Geçen haftaki derbide 3-0 mağlubiyetten inanılmaz bir futbol sergileyerek 3-3’ü yakalayan F.Bahçe’de seyirci stadı doldurdu. Aynı hırs, istek ve arzulu futbolu seyredeceklerini düşünüyorlardı. Ancak oyunun hemen başında yaşanan karambolde Hasan Ali kendi kalesine attı. Büyük bir şokyaşandı.
Fakat orta sahada Mehmet Topal ve Tolgay, oyuna ağırlığını koyarak rakibe hem defansif hem de ofansif olarak üstünlük kurdu. Gecenin ikilisi oldular. Korner mi, değil mi belli olmayan bir pozisyonda yapılan ortada Serdar, karateci gibi gol atarak maça denge getirdi. Bu gol hem seyirciye hem de takıma moral kazandırdı.
Arkasından yine karambolden Soldado’nun kaydettiği gol ise, “F.Bahçe olarak mağlubiyetten geri dönen takımız” imajının altına imza attı.
Kadroya baktığımızda Ersun Yanal’ın mı yoksa Fransız’ın mı istediği belli olmayan 4 yeni futbolcu bulunuyordu.
Defansta Serdar, ön liberoda Tolgay, orta sahada ise Moses ve Zajc’la beraber başladılar.
Ersun Yanal tarafından affedilen Volkan ve Valbuena’yı da eklersek, sezon başına oranla büyük ölçüde değişmiş bir takım vardı. İlk devrenin sonlarında hakemin Moroziuk’u ikinci sarı karttan atmasının F.Bahçe’yi rahatlatması gerekiyordu.
Maalesef bu düşünceler ikinci devrenin başlamasıyla çöpe gitti.
F.Bahçe defansının sağ ve solundaki adamları futbolu unutunca beraberlik golü yendi.
Bu dakikadan sonra F.Bahçe panik içerisinde, rakibi 10 kişi olmasına rağmen istenilen futbolun çok uzağındaydı.

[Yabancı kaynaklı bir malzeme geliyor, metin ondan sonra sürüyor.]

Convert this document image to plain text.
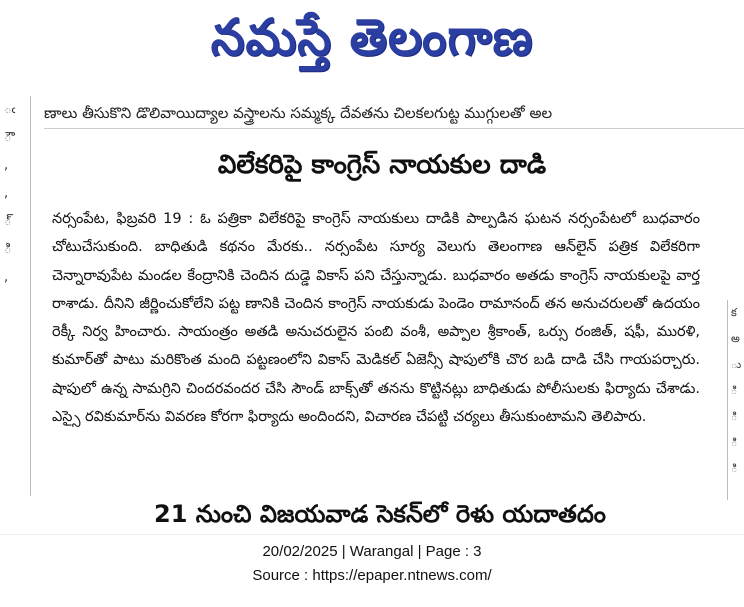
నమస్తే తెలంగాణ
ఁ
ౌ
,
,
్
ి
,
క
అ
ు
ి
ి
ి
ి
ణాలు తీసుకొని డొలివాయిద్యాల వస్త్రాలను సమ్మక్క దేవతను చిలకలగుట్ట ముగ్గులతో అల
విలేకరిపై కాంగ్రెస్ నాయకుల దాడి
నర్సంపేట, ఫిబ్రవరి 19 : ఓ పత్రికా విలేకరిపై కాంగ్రెస్ నాయకులు దాడికి పాల్పడిన ఘటన నర్సంపేటలో బుధవారం చోటుచేసుకుంది. బాధితుడి కథనం మేరకు.. నర్సంపేట సూర్య వెలుగు తెలంగాణ ఆన్‌లైన్ పత్రిక విలేకరిగా చెన్నారావుపేట మండల కేంద్రానికి చెందిన దుడ్డె వికాస్ పని చేస్తున్నాడు. బుధవారం అతడు కాంగ్రెస్ నాయకులపై వార్త రాశాడు. దీనిని జీర్ణించుకోలేని పట్ట ణానికి చెందిన కాంగ్రెస్ నాయకుడు పెండెం రామానంద్ తన అనుచరులతో ఉదయం రెక్కీ నిర్వ హించారు. సాయంత్రం అతడి అనుచరులైన పంబి వంశీ, అప్పాల శ్రీకాంత్, ఒర్సు రంజిత్, షఫీ, మురళి, కుమార్‌తో పాటు మరికొంత మంది పట్టణంలోని వికాస్ మెడికల్ ఏజెన్సీ షాపులోకి చొర బడి దాడి చేసి గాయపర్చారు. షాపులో ఉన్న సామగ్రిని చిందరవందర చేసి సౌండ్ బాక్స్‌తో తనను కొట్టినట్లు బాధితుడు పోలీసులకు ఫిర్యాదు చేశాడు. ఎస్సై రవికుమార్‌ను వివరణ కోరగా ఫిర్యాదు అందిందని, విచారణ చేపట్టి చర్యలు తీసుకుంటామని తెలిపారు.
21 నుంచి విజయవాడ సెకన్‌లో రెళు యదాతదం
20/02/2025 | Warangal | Page : 3
Source : https://epaper.ntnews.com/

Orta sahadaki oyuncu değişiklikleri de bir şeye fayda sağlamadı. Zajc’ın da ne yaptığını anlamak mümkün değildi.
Aslında o ve onun gibileri F.Bahçe’ye getiren Comolli’ye hangi mantıkla transfer yaptığını sormak lazım. Uzatmalarla birlikte yaklaşık 1 saat 10 kişi oynayan Rize’ye karşı, “Acaba”larla gelen bir penaltıyla maç kazanıldı. Bu da ilerisi için umut vermedi.